L’action de la louveterie se déroule dans le cadre des articles R227-1 à R227-3 du Code rural sous différents aspects :
- Mission de prévention des nuisances occasionnées par les animaux nuisibles
- Exécution des réductions collectives des espèces nuisibles
- Missions techniques diverses, enquêtes sur les dégâts, sur la gestion des nuisibles…
- Répression du braconnage et mission de police de la
chasse
Chaque mission doit faire l’objet d’un accord de la DDAF. Pour les
battues administratives de destruction un arrêté préfectoral sera demandé. La mission de police de la
chasse se déroule sous l’autorité du Procureur de la République du Parquet compétent. Chaque mission fera l’objet d’un compte-rendu à la DDAF. Habilité à diriger les
battues de régulation des animaux classés nuisibles, le lieutenant de louveterie dispose aussi de privilèges particuliers, tel que le droit important de faire des
battues sur les propriétés privées, en raison de l’intérêt général au nom duquel il agit. Le lieutenant de louveterie est agrée d’office comme piégeur, il régule les nuisibles et plus particulièrement les
sangliers. Il organise et dirige les
battues administratives ordonnées par arrêté préfectoral.

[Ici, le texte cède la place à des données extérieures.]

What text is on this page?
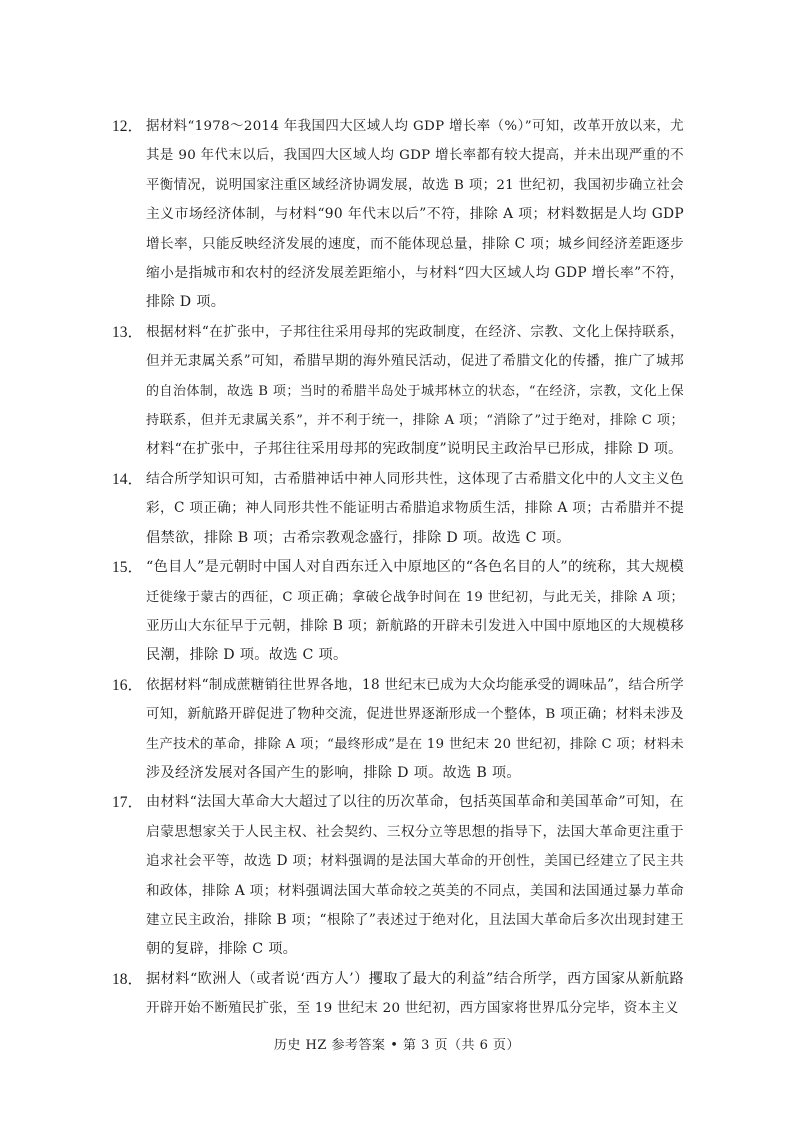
12． 据材料“1978～2014 年我国四大区域人均 GDP 增长率（%）”可知，改革开放以来，尤
其是 90 年代末以后，我国四大区域人均 GDP 增长率都有较大提高，并未出现严重的不
平衡情况，说明国家注重区域经济协调发展，故选 B 项；21 世纪初，我国初步确立社会
主义市场经济体制，与材料“90 年代末以后”不符，排除 A 项；材料数据是人均 GDP
增长率，只能反映经济发展的速度，而不能体现总量，排除 C 项；城乡间经济差距逐步
缩小是指城市和农村的经济发展差距缩小，与材料“四大区域人均 GDP 增长率”不符，
排除 D 项。
13． 根据材料“在扩张中，子邦往往采用母邦的宪政制度，在经济、宗教、文化上保持联系，
但并无隶属关系”可知，希腊早期的海外殖民活动，促进了希腊文化的传播，推广了城邦
的自治体制，故选 B 项；当时的希腊半岛处于城邦林立的状态，“在经济，宗教，文化上保
持联系，但并无隶属关系”，并不利于统一，排除 A 项；“消除了”过于绝对，排除 C 项；
材料“在扩张中，子邦往往采用母邦的宪政制度”说明民主政治早已形成，排除 D 项。
14． 结合所学知识可知，古希腊神话中神人同形共性，这体现了古希腊文化中的人文主义色
彩，C 项正确；神人同形共性不能证明古希腊追求物质生活，排除 A 项；古希腊并不提
倡禁欲，排除 B 项；古希宗教观念盛行，排除 D 项。故选 C 项。
15． “色目人”是元朝时中国人对自西东迁入中原地区的“各色名目的人”的统称，其大规模
迁徙缘于蒙古的西征，C 项正确；拿破仑战争时间在 19 世纪初，与此无关，排除 A 项；
亚历山大东征早于元朝，排除 B 项；新航路的开辟未引发进入中国中原地区的大规模移
民潮，排除 D 项。故选 C 项。
16． 依据材料“制成蔗糖销往世界各地，18 世纪末已成为大众均能承受的调味品”，结合所学
可知，新航路开辟促进了物种交流，促进世界逐渐形成一个整体，B 项正确；材料未涉及
生产技术的革命，排除 A 项；“最终形成”是在 19 世纪末 20 世纪初，排除 C 项；材料未
涉及经济发展对各国产生的影响，排除 D 项。故选 B 项。
17． 由材料“法国大革命大大超过了以往的历次革命，包括英国革命和美国革命”可知，在
启蒙思想家关于人民主权、社会契约、三权分立等思想的指导下，法国大革命更注重于
追求社会平等，故选 D 项；材料强调的是法国大革命的开创性，美国已经建立了民主共
和政体，排除 A 项；材料强调法国大革命较之英美的不同点，美国和法国通过暴力革命
建立民主政治，排除 B 项；“根除了”表述过于绝对化，且法国大革命后多次出现封建王
朝的复辟，排除 C 项。
18． 据材料“欧洲人（或者说‘西方人’）攫取了最大的利益”结合所学，西方国家从新航路
开辟开始不断殖民扩张，至 19 世纪末 20 世纪初，西方国家将世界瓜分完毕，资本主义
历史 HZ 参考答案 • 第 3 页（共 6 页）
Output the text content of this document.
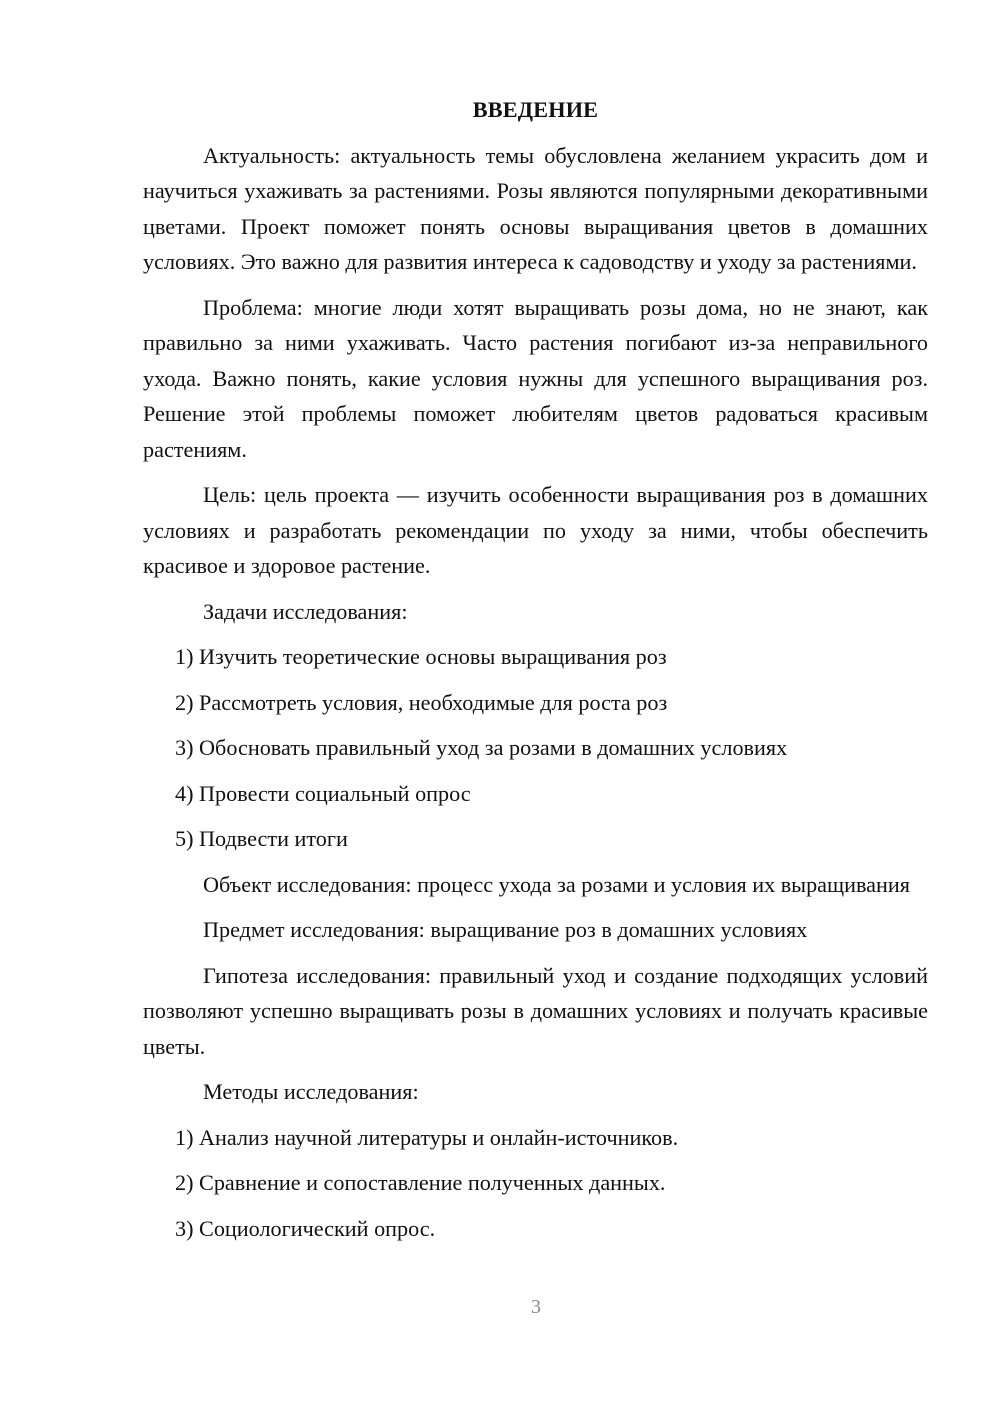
ВВЕДЕНИЕ
Актуальность: актуальность темы обусловлена желанием украсить дом и научиться ухаживать за растениями. Розы являются популярными декоративными цветами. Проект поможет понять основы выращивания цветов в домашних условиях. Это важно для развития интереса к садоводству и уходу за растениями.
Проблема: многие люди хотят выращивать розы дома, но не знают, как правильно за ними ухаживать. Часто растения погибают из-за неправильного ухода. Важно понять, какие условия нужны для успешного выращивания роз. Решение этой проблемы поможет любителям цветов радоваться красивым растениям.
Цель: цель проекта — изучить особенности выращивания роз в домашних условиях и разработать рекомендации по уходу за ними, чтобы обеспечить красивое и здоровое растение.
Задачи исследования:
1) Изучить теоретические основы выращивания роз
2) Рассмотреть условия, необходимые для роста роз
3) Обосновать правильный уход за розами в домашних условиях
4) Провести социальный опрос
5) Подвести итоги
Объект исследования: процесс ухода за розами и условия их выращивания
Предмет исследования: выращивание роз в домашних условиях
Гипотеза исследования: правильный уход и создание подходящих условий позволяют успешно выращивать розы в домашних условиях и получать красивые цветы.
Методы исследования:
1) Анализ научной литературы и онлайн-источников.
2) Сравнение и сопоставление полученных данных.
3) Социологический опрос.
3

Il faut rappeler que lors d'une battue administrative, il ne s'agit plus d'action de chasse, mais de destruction. Il a des missions spéciales. Il participe aux différentes commissions…exemple: liste des nuisibles, commission plan de
chasse petit et grand
gibier, schémas départementaux (nouvelle loi
chasse juillet 2000). Le tout à ses frais, car le
louvetier bénéficie d'un statut unique en France, il est fonctionnaire bénévole de la République !

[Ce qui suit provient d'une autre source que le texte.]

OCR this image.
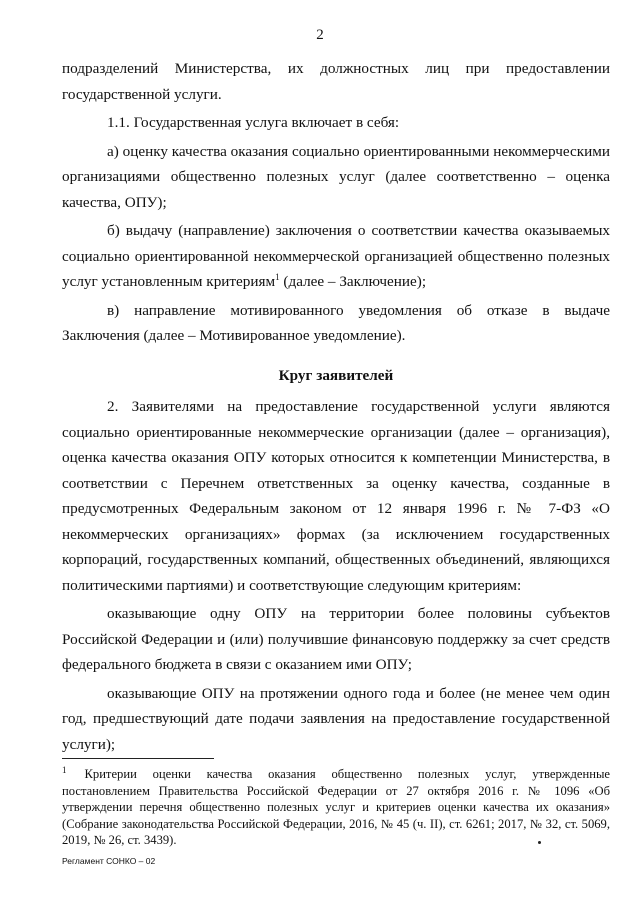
2

подразделений Министерства, их должностных лиц при предоставлении государственной услуги.

1.1. Государственная услуга включает в себя:

а) оценку качества оказания социально ориентированными некоммерческими организациями общественно полезных услуг (далее соответственно – оценка качества, ОПУ);

б) выдачу (направление) заключения о соответствии качества оказываемых социально ориентированной некоммерческой организацией общественно полезных услуг установленным критериям$^1$ (далее – Заключение);

в) направление мотивированного уведомления об отказе в выдаче Заключения (далее – Мотивированное уведомление).

Круг заявителей

2. Заявителями на предоставление государственной услуги являются социально ориентированные некоммерческие организации (далее – организация), оценка качества оказания ОПУ которых относится к компетенции Министерства, в соответствии с Перечнем ответственных за оценку качества, созданные в предусмотренных Федеральным законом от 12 января 1996 г. № 7-ФЗ «О некоммерческих организациях» формах (за исключением государственных корпораций, государственных компаний, общественных объединений, являющихся политическими партиями) и соответствующие следующим критериям:

оказывающие одну ОПУ на территории более половины субъектов Российской Федерации и (или) получившие финансовую поддержку за счет средств федерального бюджета в связи с оказанием ими ОПУ;

оказывающие ОПУ на протяжении одного года и более (не менее чем один год, предшествующий дате подачи заявления на предоставление государственной услуги);

$^1$ Критерии оценки качества оказания общественно полезных услуг, утвержденные постановлением Правительства Российской Федерации от 27 октября 2016 г. № 1096 «Об утверждении перечня общественно полезных услуг и критериев оценки качества их оказания» (Собрание законодательства Российской Федерации, 2016, № 45 (ч. II), ст. 6261; 2017, № 32, ст. 5069, 2019, № 26, ст. 3439).
Регламент СОНКО – 02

Critères d’appréciation des qualités cynégétiques requises pour exercer les fonctions actives des lieutenants de louveterie
Il est indispensable que les lieutenants de louveterie bénéficient d’une compétence cynégétique. Il convient bien sûr d’apprécier la connaissance des espèces de faune sauvage (y compris des petits prédateurs), mais aussi d’éviter les candidats qui n’envisageraient leurs fonctions que comme une activité complémentaire de
chasse. En effet, indépendamment de la conduite des
battues administratives, les lieutenants de louveterie peuvent être conduits à rédiger des rapports en tant que conseillers techniques de l’administration (par exemple relatif aux dégâts de
gibier ou à l’état des populations) et des procès-verbaux (en matière de
chasse). Seront nommés que les candidats physiquement capables. Une bonne connaissance de la réglementation est exigée. Il doit toujours être disponible. Pour les lieutenants de louveterie actuellement en fonction, il sera vérifié par la Direction Départementale de l’Agriculture et de la Forêt la ponctualité à transmettre et la qualité des comptes rendus et des rapports.
Aujourd’hui :
En 1966, l’Assemblée nationale décida de moderniser la louveterie. Celle-ci existe encore malgré la disparition du loup. En 1971, la loi française a adapté ce Corps à l’économie moderne. Ce sont aujourd’hui des auxiliaires d’agriculture et conseillers cynégétiques, nommés pour cinq ans par le Préfet. Ils sont encore en principe chargés, aujourd’hui, « de la régulation des nuisibles et du maintien de l’équilibre de la faune sauvage ».
Conclusion
Le lieutenant de louveterie a l'obligation d'être un
chasseur modèle et à promouvoir l'éthique de la
chasse. Il doit être un sage. Sont écartés les excités, les agressifs, les ambitieux, les profiteurs ; les grandes valeurs sont toujours modestes. Sa fonction demande autorité et diplomatie, mandat qu’il peut d’autant mieux assumer, que son recrutement fait l’objet d’une sélection rigoureuse.